Another puzzling aspect of flu: As the virus circulates in people, sugars called glycans collect on its surface, often latching onto HA units. Influenza vaccines, meanwhile, also target the HA portion of the virus. When the virus adopts new glycans every six years or so, that invariably affects the dynamics of the virus, sending drug developers back to the drawing board for a new vaccine.
Amaro and her colleagues are using Titan to investigate how the H1N1 virus behaves with glycan attachments. “It’s the first time we can see what’s happening with the glycans at the atomic level, since they vary in complexity,” Amaro says. “These simulations will give a sneak peek into what these glycans might look like and how they affect the dynamics of proteins of the virus.” Understanding how glycans alter the virus’ dynamics or the structure of the active site could inform design of a drug that could bind well even with a few glycans present.
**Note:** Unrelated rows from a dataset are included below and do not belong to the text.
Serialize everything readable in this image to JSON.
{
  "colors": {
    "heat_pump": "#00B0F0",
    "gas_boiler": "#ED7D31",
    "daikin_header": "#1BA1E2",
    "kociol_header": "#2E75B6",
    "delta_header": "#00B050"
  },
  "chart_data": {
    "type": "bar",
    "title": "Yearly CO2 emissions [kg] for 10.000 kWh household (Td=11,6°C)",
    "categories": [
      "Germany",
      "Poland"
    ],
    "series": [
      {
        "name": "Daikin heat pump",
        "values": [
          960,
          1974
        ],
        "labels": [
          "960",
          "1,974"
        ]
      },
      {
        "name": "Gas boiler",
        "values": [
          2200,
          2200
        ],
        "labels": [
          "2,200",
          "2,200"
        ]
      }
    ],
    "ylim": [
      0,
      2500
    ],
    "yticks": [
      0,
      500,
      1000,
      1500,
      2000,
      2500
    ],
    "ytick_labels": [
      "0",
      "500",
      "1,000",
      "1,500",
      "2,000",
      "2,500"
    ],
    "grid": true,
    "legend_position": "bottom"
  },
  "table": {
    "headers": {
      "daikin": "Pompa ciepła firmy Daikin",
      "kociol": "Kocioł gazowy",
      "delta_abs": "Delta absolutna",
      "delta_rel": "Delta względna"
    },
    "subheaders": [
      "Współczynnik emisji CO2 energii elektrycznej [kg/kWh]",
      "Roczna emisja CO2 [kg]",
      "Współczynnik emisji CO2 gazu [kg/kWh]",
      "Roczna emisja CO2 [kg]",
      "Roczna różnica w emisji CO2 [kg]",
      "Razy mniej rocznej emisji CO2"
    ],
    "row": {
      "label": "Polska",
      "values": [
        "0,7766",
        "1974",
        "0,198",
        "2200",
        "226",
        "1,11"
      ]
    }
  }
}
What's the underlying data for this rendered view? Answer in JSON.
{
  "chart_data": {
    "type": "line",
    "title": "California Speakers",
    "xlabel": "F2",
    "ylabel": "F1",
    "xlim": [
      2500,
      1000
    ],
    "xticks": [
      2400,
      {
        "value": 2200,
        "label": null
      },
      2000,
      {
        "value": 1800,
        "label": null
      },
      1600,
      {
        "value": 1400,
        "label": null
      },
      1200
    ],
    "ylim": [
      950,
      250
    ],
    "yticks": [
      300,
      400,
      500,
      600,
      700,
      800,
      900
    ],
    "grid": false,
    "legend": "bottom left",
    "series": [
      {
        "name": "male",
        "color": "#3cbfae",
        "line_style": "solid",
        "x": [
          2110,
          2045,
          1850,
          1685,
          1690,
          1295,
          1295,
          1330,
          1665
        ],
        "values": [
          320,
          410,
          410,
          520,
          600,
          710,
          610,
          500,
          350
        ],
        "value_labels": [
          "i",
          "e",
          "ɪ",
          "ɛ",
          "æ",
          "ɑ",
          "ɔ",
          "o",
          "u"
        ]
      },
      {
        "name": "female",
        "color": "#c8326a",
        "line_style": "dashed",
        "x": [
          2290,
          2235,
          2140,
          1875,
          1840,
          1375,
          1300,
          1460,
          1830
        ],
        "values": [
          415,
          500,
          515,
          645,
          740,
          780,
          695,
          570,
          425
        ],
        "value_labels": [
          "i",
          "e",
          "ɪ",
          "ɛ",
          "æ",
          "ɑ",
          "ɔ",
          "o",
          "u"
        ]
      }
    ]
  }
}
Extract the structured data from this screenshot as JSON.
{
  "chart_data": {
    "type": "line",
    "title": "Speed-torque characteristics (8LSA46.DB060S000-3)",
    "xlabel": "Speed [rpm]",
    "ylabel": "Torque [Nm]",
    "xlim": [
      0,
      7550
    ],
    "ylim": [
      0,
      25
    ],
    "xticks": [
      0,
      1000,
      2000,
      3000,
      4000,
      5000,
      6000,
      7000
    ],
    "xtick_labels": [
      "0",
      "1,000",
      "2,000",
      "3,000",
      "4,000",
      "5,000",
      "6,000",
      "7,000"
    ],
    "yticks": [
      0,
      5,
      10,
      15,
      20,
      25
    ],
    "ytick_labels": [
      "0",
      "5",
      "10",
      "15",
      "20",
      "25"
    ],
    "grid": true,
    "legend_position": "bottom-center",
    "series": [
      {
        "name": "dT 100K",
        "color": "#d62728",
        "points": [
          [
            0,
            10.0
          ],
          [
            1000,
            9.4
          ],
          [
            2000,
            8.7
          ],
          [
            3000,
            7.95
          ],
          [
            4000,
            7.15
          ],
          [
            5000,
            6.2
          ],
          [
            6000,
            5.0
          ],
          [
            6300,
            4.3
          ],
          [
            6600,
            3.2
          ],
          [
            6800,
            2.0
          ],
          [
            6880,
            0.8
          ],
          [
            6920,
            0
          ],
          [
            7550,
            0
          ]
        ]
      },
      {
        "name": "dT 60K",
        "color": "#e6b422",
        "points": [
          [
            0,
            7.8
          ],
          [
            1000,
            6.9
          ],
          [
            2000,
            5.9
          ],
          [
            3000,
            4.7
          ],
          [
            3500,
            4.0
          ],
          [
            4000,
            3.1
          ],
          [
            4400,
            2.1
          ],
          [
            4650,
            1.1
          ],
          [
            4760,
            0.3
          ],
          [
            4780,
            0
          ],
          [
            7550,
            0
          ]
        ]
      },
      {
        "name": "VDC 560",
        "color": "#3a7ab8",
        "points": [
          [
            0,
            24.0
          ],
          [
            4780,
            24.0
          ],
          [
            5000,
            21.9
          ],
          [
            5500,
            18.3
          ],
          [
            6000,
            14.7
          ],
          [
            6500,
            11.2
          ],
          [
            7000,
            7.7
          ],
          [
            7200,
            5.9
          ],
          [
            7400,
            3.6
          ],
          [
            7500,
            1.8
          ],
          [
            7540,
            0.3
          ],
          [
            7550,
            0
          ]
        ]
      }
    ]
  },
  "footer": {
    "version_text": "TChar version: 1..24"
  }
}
Amaro is also modeling how the H1N1 virus with glycans binds to its native substrate, sialic acid, which is found on host cells. Before the virus is able to enter, HA must bind to sialic acid and NA must cleave it. By looking at the virus with all its glycan attachments, Amaro and her colleagues will able to get a sense of protein dynamics once the native substrate is introduced. Pharmaceutical companies also have developed NA-binding influenza inhibitors intended to stop the virus from replicating in the body. (Vaccines are useless once someone’s infected.) Amaro hopes that the kinetics of these structures can guide others who devise new influenza inhibitors.
For instance, Amaro collaborates with structural biologist Ian Wilson and chemist Dennis Wolan of Scripps Research in La Jolla, California. They’re basing drug-design experiments on Amaro’s structural dynamics results to test the simulations’ therapeutic relevance.
Amaro hopes to build a model host-cell and use similar molecular dynamic techniques to visualize how the influenza virus interacts with it. “This would enable us to understand the infection process in a way we would never be able to characterize experimentally. If we had a drug, we could see how it changes the infection process.”